United States v. Miller, supra,
425 U.S. at 442, 96 S.Ct. at 1623.
Applicant’s suggestion that this case is distinguishable from
Miller
in that he is an attorney compelled by the California Code of Professional Conduct to maintain a client trust account, whereas
Miller
noted that the ■bank records there sought contained only information “voluntarily” conveyed to the bank, is unconvincing. Both Applicant and his clients knew or reasonably should have known that the checks they signed and sent into commerce would be viewed by third parties, in particular by bank personnel, and that copies of the checks were required to be made and retained by the Bank under the Bank Secrecy Act. As the Court stressed in Miller:
“The depositor takes the risk, in revealing his affairs to another, that the information will be conveyed by that person to the government. * * * This Court has held repeatedly that the Fourth Amendment does not prohibit the obtaining of information revealed to a third party and conveyed by him to government authorities, even if the information is revealed on the assumption that it will be used only for a limited purpose and the confidence placed in the third party will not be betrayed. * * *
This analysis is not changed by the mandate of the Bank Secrecy Act that, records of depositors’ transactions be maintained by banks.”
United States v. Miller, supra,
425 U.S. at 443, 96 S.Ct. at 1624.
Accordingly, I find that no Fourth Amendment rights are implicated by the Bank summons.
V
The final question presented is whether the Bank summons is enforceable.
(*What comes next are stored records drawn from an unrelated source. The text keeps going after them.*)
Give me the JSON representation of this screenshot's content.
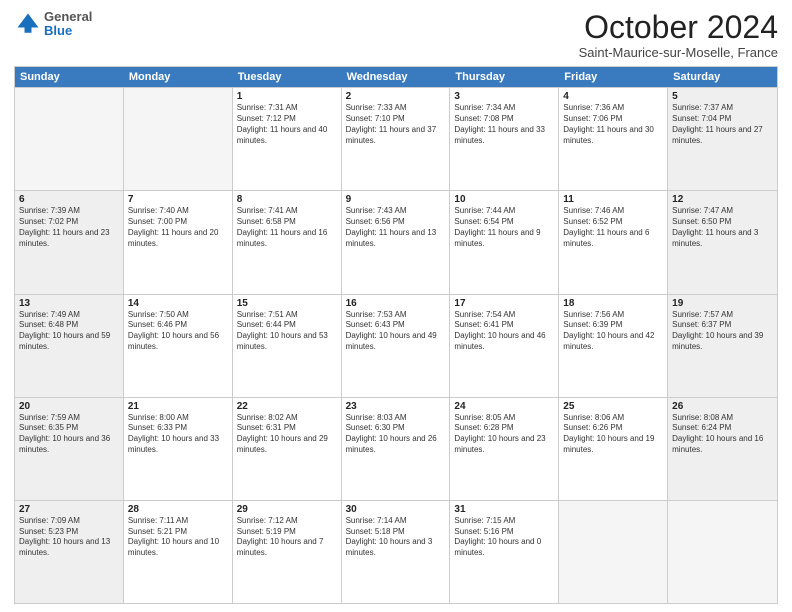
{
  "header": {
    "logo_general": "General",
    "logo_blue": "Blue",
    "title": "October 2024",
    "location": "Saint-Maurice-sur-Moselle, France"
  },
  "days_of_week": [
    "Sunday",
    "Monday",
    "Tuesday",
    "Wednesday",
    "Thursday",
    "Friday",
    "Saturday"
  ],
  "rows": [
    [
      {
        "day": "",
        "info": "",
        "empty": true
      },
      {
        "day": "",
        "info": "",
        "empty": true
      },
      {
        "day": "1",
        "info": "Sunrise: 7:31 AM\nSunset: 7:12 PM\nDaylight: 11 hours and 40 minutes."
      },
      {
        "day": "2",
        "info": "Sunrise: 7:33 AM\nSunset: 7:10 PM\nDaylight: 11 hours and 37 minutes."
      },
      {
        "day": "3",
        "info": "Sunrise: 7:34 AM\nSunset: 7:08 PM\nDaylight: 11 hours and 33 minutes."
      },
      {
        "day": "4",
        "info": "Sunrise: 7:36 AM\nSunset: 7:06 PM\nDaylight: 11 hours and 30 minutes."
      },
      {
        "day": "5",
        "info": "Sunrise: 7:37 AM\nSunset: 7:04 PM\nDaylight: 11 hours and 27 minutes.",
        "shaded": true
      }
    ],
    [
      {
        "day": "6",
        "info": "Sunrise: 7:39 AM\nSunset: 7:02 PM\nDaylight: 11 hours and 23 minutes.",
        "shaded": true
      },
      {
        "day": "7",
        "info": "Sunrise: 7:40 AM\nSunset: 7:00 PM\nDaylight: 11 hours and 20 minutes."
      },
      {
        "day": "8",
        "info": "Sunrise: 7:41 AM\nSunset: 6:58 PM\nDaylight: 11 hours and 16 minutes."
      },
      {
        "day": "9",
        "info": "Sunrise: 7:43 AM\nSunset: 6:56 PM\nDaylight: 11 hours and 13 minutes."
      },
      {
        "day": "10",
        "info": "Sunrise: 7:44 AM\nSunset: 6:54 PM\nDaylight: 11 hours and 9 minutes."
      },
      {
        "day": "11",
        "info": "Sunrise: 7:46 AM\nSunset: 6:52 PM\nDaylight: 11 hours and 6 minutes."
      },
      {
        "day": "12",
        "info": "Sunrise: 7:47 AM\nSunset: 6:50 PM\nDaylight: 11 hours and 3 minutes.",
        "shaded": true
      }
    ],
    [
      {
        "day": "13",
        "info": "Sunrise: 7:49 AM\nSunset: 6:48 PM\nDaylight: 10 hours and 59 minutes.",
        "shaded": true
      },
      {
        "day": "14",
        "info": "Sunrise: 7:50 AM\nSunset: 6:46 PM\nDaylight: 10 hours and 56 minutes."
      },
      {
        "day": "15",
        "info": "Sunrise: 7:51 AM\nSunset: 6:44 PM\nDaylight: 10 hours and 53 minutes."
      },
      {
        "day": "16",
        "info": "Sunrise: 7:53 AM\nSunset: 6:43 PM\nDaylight: 10 hours and 49 minutes."
      },
      {
        "day": "17",
        "info": "Sunrise: 7:54 AM\nSunset: 6:41 PM\nDaylight: 10 hours and 46 minutes."
      },
      {
        "day": "18",
        "info": "Sunrise: 7:56 AM\nSunset: 6:39 PM\nDaylight: 10 hours and 42 minutes."
      },
      {
        "day": "19",
        "info": "Sunrise: 7:57 AM\nSunset: 6:37 PM\nDaylight: 10 hours and 39 minutes.",
        "shaded": true
      }
    ],
    [
      {
        "day": "20",
        "info": "Sunrise: 7:59 AM\nSunset: 6:35 PM\nDaylight: 10 hours and 36 minutes.",
        "shaded": true
      },
      {
        "day": "21",
        "info": "Sunrise: 8:00 AM\nSunset: 6:33 PM\nDaylight: 10 hours and 33 minutes."
      },
      {
        "day": "22",
        "info": "Sunrise: 8:02 AM\nSunset: 6:31 PM\nDaylight: 10 hours and 29 minutes."
      },
      {
        "day": "23",
        "info": "Sunrise: 8:03 AM\nSunset: 6:30 PM\nDaylight: 10 hours and 26 minutes."
      },
      {
        "day": "24",
        "info": "Sunrise: 8:05 AM\nSunset: 6:28 PM\nDaylight: 10 hours and 23 minutes."
      },
      {
        "day": "25",
        "info": "Sunrise: 8:06 AM\nSunset: 6:26 PM\nDaylight: 10 hours and 19 minutes."
      },
      {
        "day": "26",
        "info": "Sunrise: 8:08 AM\nSunset: 6:24 PM\nDaylight: 10 hours and 16 minutes.",
        "shaded": true
      }
    ],
    [
      {
        "day": "27",
        "info": "Sunrise: 7:09 AM\nSunset: 5:23 PM\nDaylight: 10 hours and 13 minutes.",
        "shaded": true
      },
      {
        "day": "28",
        "info": "Sunrise: 7:11 AM\nSunset: 5:21 PM\nDaylight: 10 hours and 10 minutes."
      },
      {
        "day": "29",
        "info": "Sunrise: 7:12 AM\nSunset: 5:19 PM\nDaylight: 10 hours and 7 minutes."
      },
      {
        "day": "30",
        "info": "Sunrise: 7:14 AM\nSunset: 5:18 PM\nDaylight: 10 hours and 3 minutes."
      },
      {
        "day": "31",
        "info": "Sunrise: 7:15 AM\nSunset: 5:16 PM\nDaylight: 10 hours and 0 minutes."
      },
      {
        "day": "",
        "info": "",
        "empty": true
      },
      {
        "day": "",
        "info": "",
        "empty": true
      }
    ]
  ]
}
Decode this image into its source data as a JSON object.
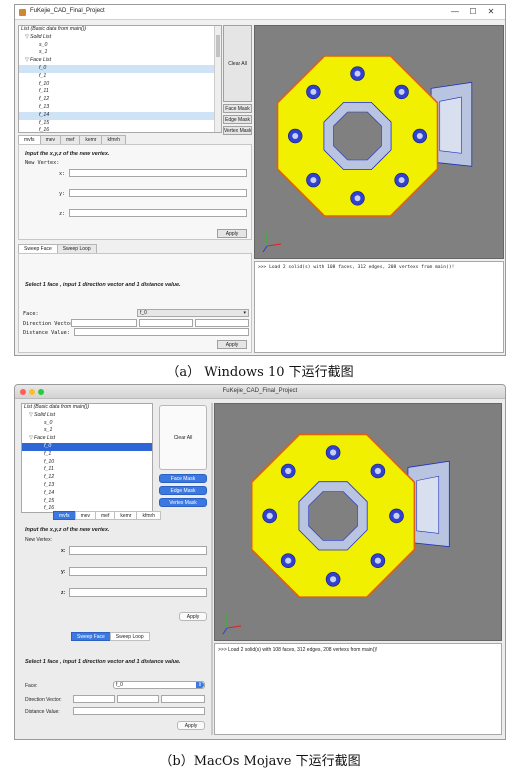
{
  "shot_a": {
    "window_title": "FuKejie_CAD_Final_Project",
    "controls": [
      "—",
      "☐",
      "✕"
    ],
    "tree": [
      {
        "label": "List (Basic data from main())",
        "indent": 0,
        "arrow": ""
      },
      {
        "label": "Solid List",
        "indent": 1,
        "arrow": "▽"
      },
      {
        "label": "s_0",
        "indent": 2,
        "arrow": ""
      },
      {
        "label": "s_1",
        "indent": 2,
        "arrow": ""
      },
      {
        "label": "Face List",
        "indent": 1,
        "arrow": "▽"
      },
      {
        "label": "f_0",
        "indent": 2,
        "arrow": "",
        "selected": true
      },
      {
        "label": "f_1",
        "indent": 2,
        "arrow": ""
      },
      {
        "label": "f_10",
        "indent": 2,
        "arrow": ""
      },
      {
        "label": "f_11",
        "indent": 2,
        "arrow": ""
      },
      {
        "label": "f_12",
        "indent": 2,
        "arrow": ""
      },
      {
        "label": "f_13",
        "indent": 2,
        "arrow": ""
      },
      {
        "label": "f_14",
        "indent": 2,
        "arrow": "",
        "selected": true
      },
      {
        "label": "f_15",
        "indent": 2,
        "arrow": ""
      },
      {
        "label": "f_16",
        "indent": 2,
        "arrow": ""
      },
      {
        "label": "f_17",
        "indent": 2,
        "arrow": ""
      }
    ],
    "clear_all": "Clear All",
    "face_mask": "Face Mask",
    "edge_mask": "Edge Mask",
    "vertex_mask": "Vertex Mask",
    "op_tabs": [
      "mvfs",
      "mev",
      "mef",
      "kemr",
      "kfmrh"
    ],
    "prompt": "Input the x,y,z of the new vertex.",
    "new_vertex": "New Vertex:",
    "x": "x:",
    "y": "y:",
    "z": "z:",
    "apply": "Apply",
    "sweep_tabs": [
      "Sweep Face",
      "Sweep Loop"
    ],
    "sweep_prompt": "Select 1 face , input 1 direction vector and 1 distance value.",
    "face_label": "Face:",
    "face_value": "f_0",
    "direction_label": "Direction Vector:",
    "distance_label": "Distance Value:",
    "console": ">>> Load 2 solid(s) with 108 faces, 312 edges, 208 vertexs from main()!"
  },
  "caption_a": "（a） Windows 10 下运行截图",
  "shot_b": {
    "window_title": "FuKejie_CAD_Final_Project",
    "tree": [
      {
        "label": "List (Basic data from main())",
        "indent": 0,
        "arrow": ""
      },
      {
        "label": "Solid List",
        "indent": 1,
        "arrow": "▽"
      },
      {
        "label": "s_0",
        "indent": 2,
        "arrow": ""
      },
      {
        "label": "s_1",
        "indent": 2,
        "arrow": ""
      },
      {
        "label": "Face List",
        "indent": 1,
        "arrow": "▽"
      },
      {
        "label": "f_0",
        "indent": 2,
        "arrow": "",
        "selected": true
      },
      {
        "label": "f_1",
        "indent": 2,
        "arrow": ""
      },
      {
        "label": "f_10",
        "indent": 2,
        "arrow": ""
      },
      {
        "label": "f_11",
        "indent": 2,
        "arrow": ""
      },
      {
        "label": "f_12",
        "indent": 2,
        "arrow": ""
      },
      {
        "label": "f_13",
        "indent": 2,
        "arrow": ""
      },
      {
        "label": "f_14",
        "indent": 2,
        "arrow": ""
      },
      {
        "label": "f_15",
        "indent": 2,
        "arrow": ""
      },
      {
        "label": "f_16",
        "indent": 2,
        "arrow": ""
      },
      {
        "label": "f_17",
        "indent": 2,
        "arrow": ""
      },
      {
        "label": "f_18",
        "indent": 2,
        "arrow": ""
      },
      {
        "label": "f_19",
        "indent": 2,
        "arrow": ""
      },
      {
        "label": "f_2",
        "indent": 2,
        "arrow": ""
      },
      {
        "label": "f_20",
        "indent": 2,
        "arrow": ""
      }
    ],
    "clear_all": "Clear All",
    "face_mask": "Face Mask",
    "edge_mask": "Edge Mask",
    "vertex_mask": "Vertex Mask",
    "op_tabs": [
      "mvfs",
      "mev",
      "mef",
      "kemr",
      "kfmrh"
    ],
    "prompt": "Input the x,y,z of the new vertex.",
    "new_vertex": "New Vertex:",
    "x": "x:",
    "y": "y:",
    "z": "z:",
    "apply": "Apply",
    "sweep_tabs": [
      "Sweep Face",
      "Sweep Loop"
    ],
    "sweep_prompt": "Select 1 face , input 1 direction vector and 1 distance value.",
    "face_label": "Face:",
    "face_value": "f_0",
    "direction_label": "Direction Vector:",
    "distance_label": "Distance Value:",
    "console": ">>> Load 2 solid(s) with 108 faces, 312 edges, 208 vertexs from main()!"
  },
  "caption_b": "（b）MacOs Mojave 下运行截图",
  "colors": {
    "face_fill": "#f0f000",
    "face_edge": "#e06010",
    "hole_fill": "#3040d0",
    "ring_fill": "#b8c4e0",
    "viewport_bg": "#808080",
    "mac_accent": "#3b78e0"
  }
}
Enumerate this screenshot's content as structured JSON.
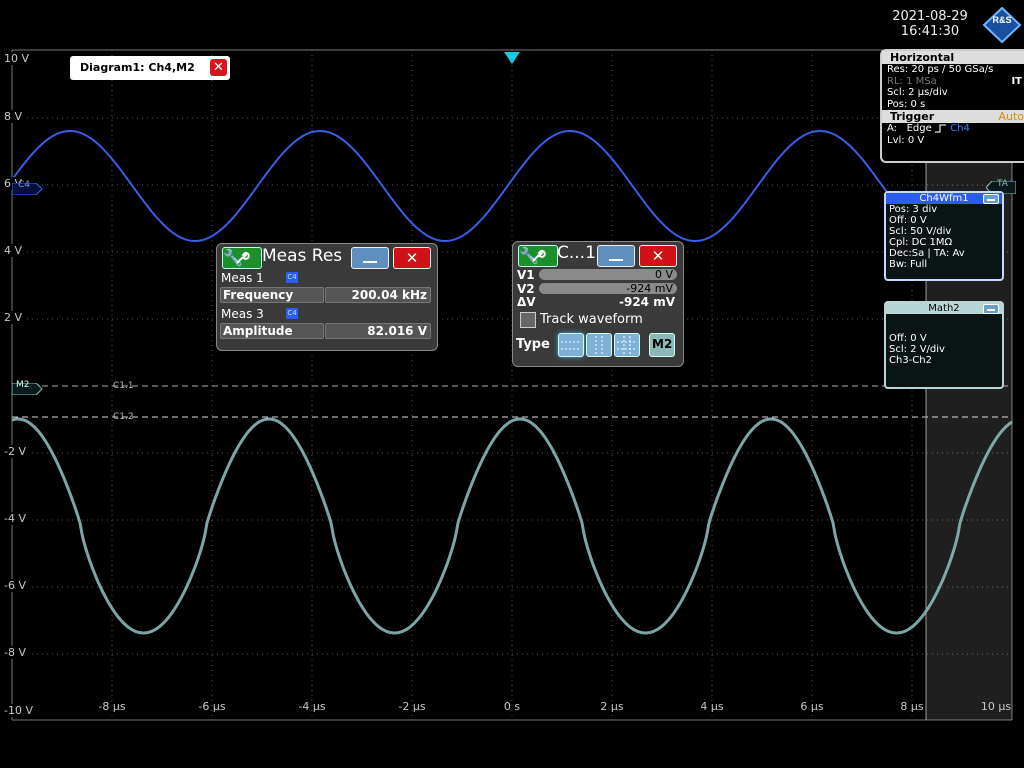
{
  "datetime": {
    "date": "2021-08-29",
    "time": "16:41:30"
  },
  "logo": {
    "text": "R&S"
  },
  "diagram_tab": {
    "title": "Diagram1: Ch4,M2",
    "close": "✕"
  },
  "y_axis_upper": [
    "10 V",
    "8 V",
    "6 V",
    "4 V",
    "2 V"
  ],
  "y_axis_lower": [
    "-2 V",
    "-4 V",
    "-6 V",
    "-8 V",
    "-10 V"
  ],
  "x_axis": [
    "-8 µs",
    "-6 µs",
    "-4 µs",
    "-2 µs",
    "0 s",
    "2 µs",
    "4 µs",
    "6 µs",
    "8 µs",
    "10 µs"
  ],
  "markers": {
    "ch4": "C4",
    "m2": "M2",
    "ta": "TA",
    "cursor1": "C1.1",
    "cursor2": "C1.2"
  },
  "horizontal": {
    "header": "Horizontal",
    "res": "Res: 20 ps / 50 GSa/s",
    "rl": "RL:  1 MSa",
    "rl_mode": "IT",
    "scl": "Scl:  2 µs/div",
    "pos": "Pos: 0 s"
  },
  "trigger": {
    "header": "Trigger",
    "mode": "Auto",
    "a_label": "A:",
    "type": "Edge",
    "slope_icon": "rising-edge-icon",
    "source": "Ch4",
    "lvl": "Lvl:   0 V"
  },
  "ch4wfm": {
    "title": "Ch4Wfm1",
    "rows": [
      "Pos: 3 div",
      "Off:  0 V",
      "Scl:  50 V/div",
      "Cpl:  DC 1MΩ",
      "Dec:Sa | TA: Av",
      "Bw:  Full"
    ],
    "color": "#2a5cf0"
  },
  "math2": {
    "title": "Math2",
    "rows": [
      "Off:  0 V",
      "Scl:  2 V/div",
      "Ch3-Ch2"
    ],
    "color": "#b9d6d6"
  },
  "meas_dialog": {
    "title": "Meas Res",
    "meas1": {
      "label": "Meas 1",
      "badge": "C4",
      "name": "Frequency",
      "value": "200.04 kHz"
    },
    "meas3": {
      "label": "Meas 3",
      "badge": "C4",
      "name": "Amplitude",
      "value": "82.016 V"
    }
  },
  "cursor_dialog": {
    "title": "C...1",
    "v1_label": "V1",
    "v1": "0 V",
    "v2_label": "V2",
    "v2": "-924 mV",
    "dv_label": "ΔV",
    "dv": "-924 mV",
    "track_label": "Track waveform",
    "type_label": "Type",
    "m2_label": "M2"
  },
  "colors": {
    "ch4": "#3a5ee8",
    "math2": "#8ab8b8",
    "grid": "#555555",
    "trigger_marker": "#19c9e0"
  }
}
I find that it is.
In order to obtain enforcement of a Section 7602 summons, the Government must establish that the investigation will be conducted pursuant to a legitimate purpose; that the inquiry may be relevant to that purpose; that the information sought is not already within the Internal Revenue Service’s possession; and that the administrative steps required by the Internal Revenue Code have been followed.
United States v. Church of Scientology of California, supra,
520 F.2d at 821. On the basis of the record and oral argument had herein,
the Government has satisfied each of these requirements. The summons was issued in good faith for the proper purpose of conducting a routine tax audit of Applicant; the records sought bear directly on Applicant’s 1972 tax liability and, because of Applicant’s refusal to produce his trust account records, are the only means through which the Internal Revenue Service can ascertain the correctness of Applicant’s 1972 tax return; the Internal Revenue Service does not presently have the information sought; and the entire investigation has been properly conducted according to applicable provisions of the Internal Revenue Code.
IT IS HEREBY ORDERED that Applicant’s motion for intervention is DENIED and petitioner’s application for enforcement of the summons is GRANTED.